Greve de federais ameaça calendário acadêmico

Tipos de Conteúdo: 
UFPR
Data/Horas: 
20/06/2012 (Todo dia)
Veículo: 
Jornal Metro Curitiba

 Paralisação passa de um mês e não tem previsão de terminar.  Governo ainda não apresentou proposta. Se o semestre terminar sem uma negociação, professores vão pedir o cancelamento do calendário deste ano.

 

Sem uma reunião com o governo, a greve nas universidades federais continua. A paralisação já passa de um mês e nenhuma proposta foi apresentada até agora.
Os professores pedem um reajuste de 22,08%, reestruturação da carreira e melhorias na estrutua das instituições. Com tanto tempo parados, alunos  dizem que estão preocupados com o retorno às aulas. 

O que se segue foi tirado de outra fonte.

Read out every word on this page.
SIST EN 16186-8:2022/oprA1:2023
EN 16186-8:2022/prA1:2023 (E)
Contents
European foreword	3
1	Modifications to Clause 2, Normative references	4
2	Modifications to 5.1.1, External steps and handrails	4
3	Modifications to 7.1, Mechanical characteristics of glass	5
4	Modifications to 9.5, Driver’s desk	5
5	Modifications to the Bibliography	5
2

O calendário acadêmico das instituições pode ser cancelado. Em Curitiba, a greve afeta a Universidade Federal do Paraná, a Universidade Tecnológica Federal do Paraná e o Instituto Federal do Paraná. Em todo o Estado, a estimativa é de que 60 mil alunos estão parcial ou totalmente sem aulas.
A aluna do terceiro ano de Relações Públicas da UFPR Daniele Marin diz que os alunos já saíram no prejuízo na greve do ano passado. “Na paralisação de 2011, alguns professores fizeram reposição em dezembro e outros simplesmente não deram mais aulas. Apoiamos as reivindicações dos professores, mas queremos que as aulas
terminem logo”, afirma a estudante.
A aluna do curso de Design Adhara Garcia também reclama da greve. “É incoveniente ficar parado no meio do ano e depois os professores terem que correr com a matéria, mas entendemos que eles não têm outra alternativa”, diz.

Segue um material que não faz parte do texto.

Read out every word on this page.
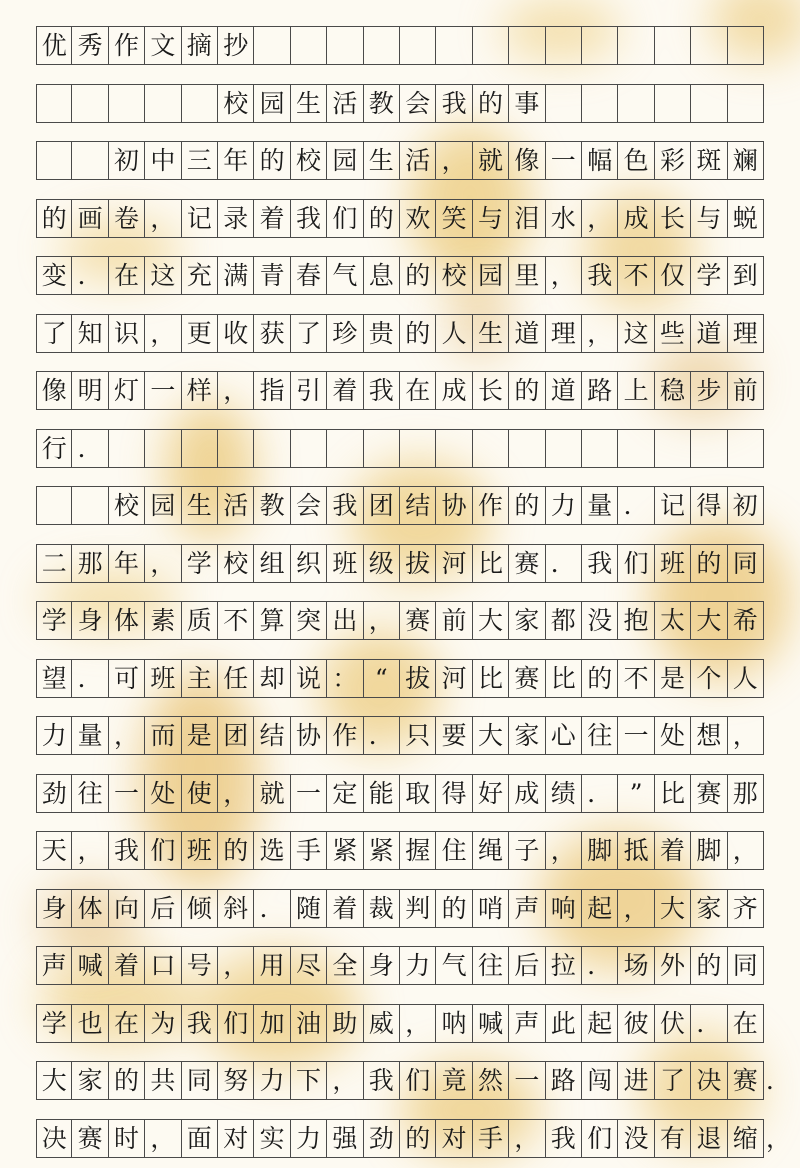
优 秀 作 文 摘 抄
校 园 生 活 教 会 我 的 事
初 中 三 年 的 校 园 生 活 ， 就 像 一 幅 色 彩 斑 斓
的 画 卷 ， 记 录 着 我 们 的 欢 笑 与 泪 水 ， 成 长 与 蜕
变 ． 在 这 充 满 青 春 气 息 的 校 园 里 ， 我 不 仅 学 到
了 知 识 ， 更 收 获 了 珍 贵 的 人 生 道 理 ， 这 些 道 理
像 明 灯 一 样 ， 指 引 着 我 在 成 长 的 道 路 上 稳 步 前
行 ．
校 园 生 活 教 会 我 团 结 协 作 的 力 量 ． 记 得 初
二 那 年 ， 学 校 组 织 班 级 拔 河 比 赛 ． 我 们 班 的 同
学 身 体 素 质 不 算 突 出 ， 赛 前 大 家 都 没 抱 太 大 希
望 ． 可 班 主 任 却 说 ： “ 拔 河 比 赛 比 的 不 是 个 人
力 量 ， 而 是 团 结 协 作 ． 只 要 大 家 心 往 一 处 想 ，
劲 往 一 处 使 ， 就 一 定 能 取 得 好 成 绩 ． ” 比 赛 那
天 ， 我 们 班 的 选 手 紧 紧 握 住 绳 子 ， 脚 抵 着 脚 ，
身 体 向 后 倾 斜 ． 随 着 裁 判 的 哨 声 响 起 ， 大 家 齐
声 喊 着 口 号 ， 用 尽 全 身 力 气 往 后 拉 ． 场 外 的 同
学 也 在 为 我 们 加 油 助 威 ， 呐 喊 声 此 起 彼 伏 ． 在
大 家 的 共 同 努 力 下 ， 我 们 竟 然 一 路 闯 进 了 决 赛 ．
决 赛 时 ， 面 对 实 力 强 劲 的 对 手 ， 我 们 没 有 退 缩 ，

O secretário-geral da Apufpr (Associação dos Professores da Universidade Federal do Paraná), o professor de Medicina Rogério Miranda Gomes afirma que ainda não é possível prever como os alunos terão reposição de aulas. “O calendário está totalmente indefinido. Se a greve durar muito tempo, vai afetar os alunos neste ano e em 2013”, explica. Na UFPR, 25 mil alunos foram afetados pela greve. Na Universidade Tecnológica Federal do Paraná,uma reunião do Conselho Universitário será realizada  no fim do mês. Segundo a assessoria de imprensa da instituição, o grupo pode fazer mudanças no calendário acadêmico, em função da greve.

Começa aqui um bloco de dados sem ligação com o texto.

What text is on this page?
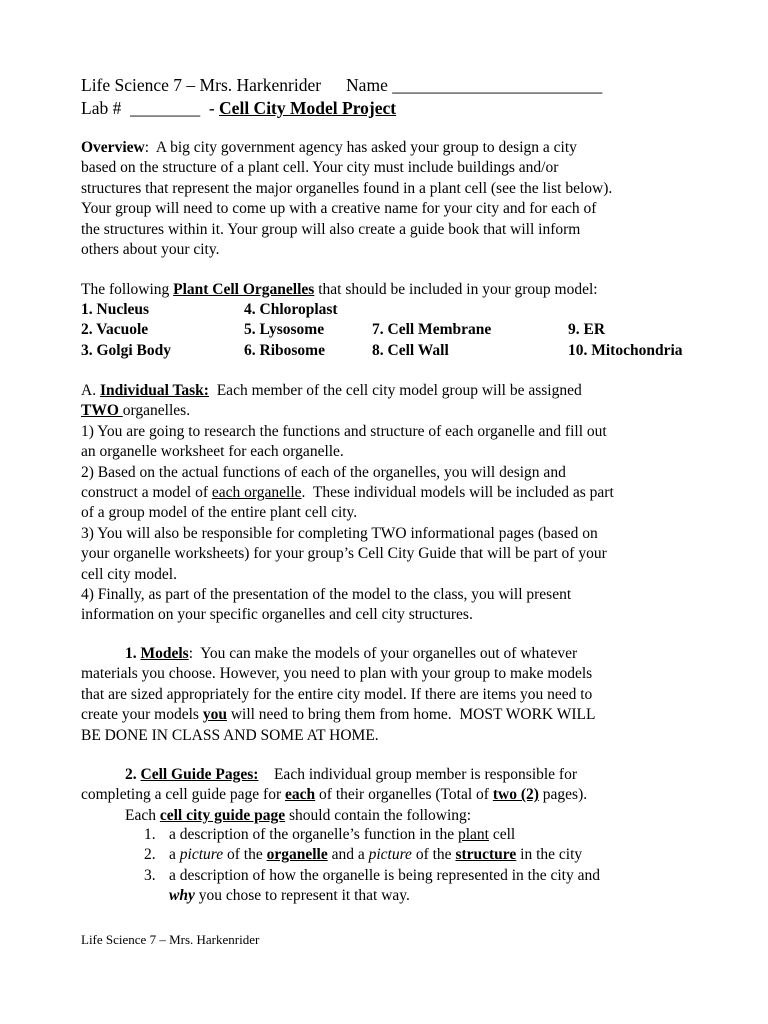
Life Science 7 – Mrs. Harkenrider Name ________________________
Lab #  ________  - Cell City Model Project
Overview:  A big city government agency has asked your group to design a city
based on the structure of a plant cell. Your city must include buildings and/or
structures that represent the major organelles found in a plant cell (see the list below).
Your group will need to come up with a creative name for your city and for each of
the structures within it. Your group will also create a guide book that will inform
others about your city.
The following Plant Cell Organelles that should be included in your group model:
1. Nucleus	4. Chloroplast
2. Vacuole	5. Lysosome	7. Cell Membrane	9. ER
3. Golgi Body	6. Ribosome	8. Cell Wall	10. Mitochondria
A. Individual Task:  Each member of the cell city model group will be assigned
TWO organelles.
1) You are going to research the functions and structure of each organelle and fill out
an organelle worksheet for each organelle.
2) Based on the actual functions of each of the organelles, you will design and
construct a model of each organelle.  These individual models will be included as part
of a group model of the entire plant cell city.
3) You will also be responsible for completing TWO informational pages (based on
your organelle worksheets) for your group’s Cell City Guide that will be part of your
cell city model.
4) Finally, as part of the presentation of the model to the class, you will present
information on your specific organelles and cell city structures.
1. Models:  You can make the models of your organelles out of whatever
materials you choose. However, you need to plan with your group to make models
that are sized appropriately for the entire city model. If there are items you need to
create your models you will need to bring them from home.  MOST WORK WILL
BE DONE IN CLASS AND SOME AT HOME.
2. Cell Guide Pages:    Each individual group member is responsible for
completing a cell guide page for each of their organelles (Total of two (2) pages).
Each cell city guide page should contain the following:
1. a description of the organelle’s function in the plant cell
2. a picture of the organelle and a picture of the structure in the city
3. a description of how the organelle is being represented in the city and
why you chose to represent it that way.
Life Science 7 – Mrs. Harkenrider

No Instituto Federal do Paraná, o IFPR, os professores devem pedir que o ano letivo de 2012 só termine em 2013. “Com essa mudança, os professores podem dar aulas e aplicar as provas que faltaram desde semestre e do próximo, sem prejuízo aos alunos”, explica o presidente do sindicato que representa a categoria, professor Nilton
Brandão. 
Servidores
Os servidores técnico-administrativos das universidades também estão em greve, há mais de uma semana. Por isso, restaurantes universitários, bibliotecas  e secretarias estão fechados.